As Trump’s tariff deadline looms, a clothing factory in the tiny African nation of Lesotho goes dark

MASERU, Lesotho — The deafening roar of hundreds of sewing machines has gone silent. Spools of thread in every color are covered in dust. The warehouse is dark and empty.

In the tiny African nation of Lesotho, clothing manufacturer Tzicc’s business has dried up in the face of tariffs imposed by U.S. President Donald Trump’s administration. A few months ago, work was steady. The factory’s 1,300 employees have made and exported sportswear to American stores, including JCPenney, Walmart and Costco.

But when Trump announced sweeping new tariffs on nearly all U.S. trading partners in April, Lesotho found itself topping the list, with a rate of 50% — higher even than that of China, where the economy is 8,000 times larger. Officials here and economic experts said they were baffled.

Since then, Trump backed off — temporarily. During a monthslong pause for trade talks, the U.S. has charged a baseline 10% tariff and announced new rates for dozens of countries starting Friday. Lesotho’s rate will be set at Trump’s whim, with aides suggesting that tariffs charged on goods from smaller African countries could top 10%.
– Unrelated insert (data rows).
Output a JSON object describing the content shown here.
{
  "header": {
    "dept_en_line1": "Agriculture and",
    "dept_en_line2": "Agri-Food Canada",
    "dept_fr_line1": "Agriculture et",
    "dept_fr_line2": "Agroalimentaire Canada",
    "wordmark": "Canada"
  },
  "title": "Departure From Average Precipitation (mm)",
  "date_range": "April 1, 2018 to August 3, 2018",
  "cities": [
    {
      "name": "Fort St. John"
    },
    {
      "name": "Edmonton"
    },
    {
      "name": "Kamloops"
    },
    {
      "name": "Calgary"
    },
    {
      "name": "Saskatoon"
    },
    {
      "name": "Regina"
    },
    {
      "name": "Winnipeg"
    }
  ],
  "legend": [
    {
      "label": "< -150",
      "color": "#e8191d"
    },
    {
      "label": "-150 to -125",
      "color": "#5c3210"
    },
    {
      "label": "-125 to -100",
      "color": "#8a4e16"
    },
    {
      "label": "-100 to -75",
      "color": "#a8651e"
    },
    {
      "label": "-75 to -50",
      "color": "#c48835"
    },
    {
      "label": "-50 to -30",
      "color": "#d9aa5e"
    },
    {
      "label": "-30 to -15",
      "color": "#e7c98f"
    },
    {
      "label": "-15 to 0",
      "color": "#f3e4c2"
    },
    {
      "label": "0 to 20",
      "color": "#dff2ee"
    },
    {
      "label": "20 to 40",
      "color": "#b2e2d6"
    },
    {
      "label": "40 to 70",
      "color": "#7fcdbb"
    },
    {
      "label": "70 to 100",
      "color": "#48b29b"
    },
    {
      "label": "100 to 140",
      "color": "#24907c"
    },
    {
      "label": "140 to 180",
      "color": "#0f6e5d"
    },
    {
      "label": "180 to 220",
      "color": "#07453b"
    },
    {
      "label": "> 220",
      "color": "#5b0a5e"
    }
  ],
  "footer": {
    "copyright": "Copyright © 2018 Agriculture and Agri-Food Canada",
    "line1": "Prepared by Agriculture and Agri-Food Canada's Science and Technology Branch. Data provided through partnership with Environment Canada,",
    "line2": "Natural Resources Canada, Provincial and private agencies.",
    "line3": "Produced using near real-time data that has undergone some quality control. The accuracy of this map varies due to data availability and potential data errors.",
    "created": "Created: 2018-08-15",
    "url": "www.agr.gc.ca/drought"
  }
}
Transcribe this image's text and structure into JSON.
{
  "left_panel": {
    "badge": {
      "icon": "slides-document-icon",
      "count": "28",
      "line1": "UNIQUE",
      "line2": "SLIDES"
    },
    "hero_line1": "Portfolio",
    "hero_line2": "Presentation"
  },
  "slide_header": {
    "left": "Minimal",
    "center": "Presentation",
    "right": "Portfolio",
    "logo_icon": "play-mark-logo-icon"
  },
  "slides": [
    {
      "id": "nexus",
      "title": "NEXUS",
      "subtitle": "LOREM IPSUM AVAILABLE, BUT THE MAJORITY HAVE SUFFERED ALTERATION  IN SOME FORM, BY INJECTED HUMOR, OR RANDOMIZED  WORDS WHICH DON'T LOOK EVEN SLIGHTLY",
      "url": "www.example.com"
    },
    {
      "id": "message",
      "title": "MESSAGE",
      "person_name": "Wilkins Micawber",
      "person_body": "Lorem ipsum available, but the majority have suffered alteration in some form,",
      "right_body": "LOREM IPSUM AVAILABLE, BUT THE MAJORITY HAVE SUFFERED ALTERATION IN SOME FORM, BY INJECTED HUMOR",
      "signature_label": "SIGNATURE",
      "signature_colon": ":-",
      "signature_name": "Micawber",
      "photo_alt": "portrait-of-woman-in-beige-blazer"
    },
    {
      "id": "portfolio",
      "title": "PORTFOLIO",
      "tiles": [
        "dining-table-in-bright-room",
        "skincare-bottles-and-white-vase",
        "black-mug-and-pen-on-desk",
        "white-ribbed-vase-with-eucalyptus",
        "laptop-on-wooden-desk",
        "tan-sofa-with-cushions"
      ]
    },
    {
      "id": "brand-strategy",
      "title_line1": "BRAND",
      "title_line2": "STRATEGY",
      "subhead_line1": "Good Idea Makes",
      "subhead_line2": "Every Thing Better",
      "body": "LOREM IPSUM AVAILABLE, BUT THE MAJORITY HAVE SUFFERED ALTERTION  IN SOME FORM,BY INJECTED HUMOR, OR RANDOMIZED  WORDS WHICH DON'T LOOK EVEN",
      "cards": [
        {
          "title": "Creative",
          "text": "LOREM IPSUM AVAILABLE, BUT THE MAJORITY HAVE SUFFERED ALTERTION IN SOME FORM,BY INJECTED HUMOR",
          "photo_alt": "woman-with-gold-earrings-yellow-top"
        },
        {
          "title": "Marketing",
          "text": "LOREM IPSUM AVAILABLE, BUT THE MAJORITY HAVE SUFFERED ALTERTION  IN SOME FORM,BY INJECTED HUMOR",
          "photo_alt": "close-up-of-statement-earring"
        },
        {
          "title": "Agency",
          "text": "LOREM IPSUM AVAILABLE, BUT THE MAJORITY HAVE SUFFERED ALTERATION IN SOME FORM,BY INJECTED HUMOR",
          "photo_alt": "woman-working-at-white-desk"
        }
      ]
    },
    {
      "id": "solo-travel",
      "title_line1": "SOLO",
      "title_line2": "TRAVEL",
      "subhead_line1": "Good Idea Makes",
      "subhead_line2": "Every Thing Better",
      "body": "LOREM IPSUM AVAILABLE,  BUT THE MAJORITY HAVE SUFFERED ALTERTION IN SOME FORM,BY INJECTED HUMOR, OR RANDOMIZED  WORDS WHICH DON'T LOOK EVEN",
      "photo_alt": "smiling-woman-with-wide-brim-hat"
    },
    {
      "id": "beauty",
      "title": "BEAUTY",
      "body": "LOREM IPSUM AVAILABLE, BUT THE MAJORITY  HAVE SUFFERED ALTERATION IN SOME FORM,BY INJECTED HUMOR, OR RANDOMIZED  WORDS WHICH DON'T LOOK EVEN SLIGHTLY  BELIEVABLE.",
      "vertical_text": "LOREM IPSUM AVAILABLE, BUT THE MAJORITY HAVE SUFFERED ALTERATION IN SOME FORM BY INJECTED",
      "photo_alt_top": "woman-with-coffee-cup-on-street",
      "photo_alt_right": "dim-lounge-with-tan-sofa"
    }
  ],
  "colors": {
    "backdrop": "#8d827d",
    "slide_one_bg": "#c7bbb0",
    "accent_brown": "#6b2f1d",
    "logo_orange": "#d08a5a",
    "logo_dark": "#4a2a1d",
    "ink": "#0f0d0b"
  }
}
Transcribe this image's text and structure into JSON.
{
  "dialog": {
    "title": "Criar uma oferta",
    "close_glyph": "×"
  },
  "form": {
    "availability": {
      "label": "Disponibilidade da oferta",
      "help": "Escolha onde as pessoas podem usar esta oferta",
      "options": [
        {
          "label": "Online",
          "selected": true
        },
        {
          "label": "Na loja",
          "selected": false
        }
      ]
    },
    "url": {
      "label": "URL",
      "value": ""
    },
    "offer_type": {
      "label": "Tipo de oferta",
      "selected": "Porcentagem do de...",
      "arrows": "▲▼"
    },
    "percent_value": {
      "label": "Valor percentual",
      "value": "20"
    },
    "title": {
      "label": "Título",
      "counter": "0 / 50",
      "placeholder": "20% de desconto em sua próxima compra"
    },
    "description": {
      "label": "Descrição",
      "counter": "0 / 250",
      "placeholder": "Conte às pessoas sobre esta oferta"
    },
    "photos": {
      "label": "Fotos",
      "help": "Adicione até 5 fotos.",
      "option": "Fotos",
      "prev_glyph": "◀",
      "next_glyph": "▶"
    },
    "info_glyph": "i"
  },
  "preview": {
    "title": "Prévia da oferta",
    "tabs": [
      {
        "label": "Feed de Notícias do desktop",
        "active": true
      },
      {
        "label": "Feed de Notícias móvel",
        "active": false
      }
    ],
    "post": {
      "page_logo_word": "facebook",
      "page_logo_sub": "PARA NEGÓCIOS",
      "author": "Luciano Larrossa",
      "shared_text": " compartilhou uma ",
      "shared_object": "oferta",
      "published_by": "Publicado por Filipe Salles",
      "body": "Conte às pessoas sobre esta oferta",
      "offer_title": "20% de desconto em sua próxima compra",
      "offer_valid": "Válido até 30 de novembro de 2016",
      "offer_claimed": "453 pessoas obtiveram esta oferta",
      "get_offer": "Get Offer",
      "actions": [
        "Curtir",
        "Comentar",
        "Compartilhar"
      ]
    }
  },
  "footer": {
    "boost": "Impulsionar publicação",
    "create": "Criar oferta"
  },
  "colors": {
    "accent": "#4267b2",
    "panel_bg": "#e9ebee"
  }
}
Many nations have received letters laying out a new tariff. With the pause set to expire Friday, Lesotho officials say they’ve not received one and they find themselves among the countries where Trump says officials simply don’t have time for one-on-one negotiations. Leaders — and the 12,000 people employed by garment factories exporting to the U.S. market — are still waiting.

The damage has already rippled through Lesotho’s economy, where textile manufacturing comprises the largest private industry with more than 30,000 workers in 2024.

For Tzicc and its customers, the threat and apparent singling out of Lesotho were enough. Management decided to rush to deliver preexisting orders before tariffs resumed. But American buyers stopped placing new orders. With no work left, virtually all the factory’s employees were sent home — potentially permanently.

“Well, unfortunately, we finished,” factory compliance manager Rahila Omar said, pointing out the irony of the strategy as she walked among rows of silenced and covered machines. “That is why now we don’t have any work.”

Omar is one of a handful of employees left in the eerily quiet factory. A few remain in the accounting department; others empty leftover stock to a warehouse elsewhere.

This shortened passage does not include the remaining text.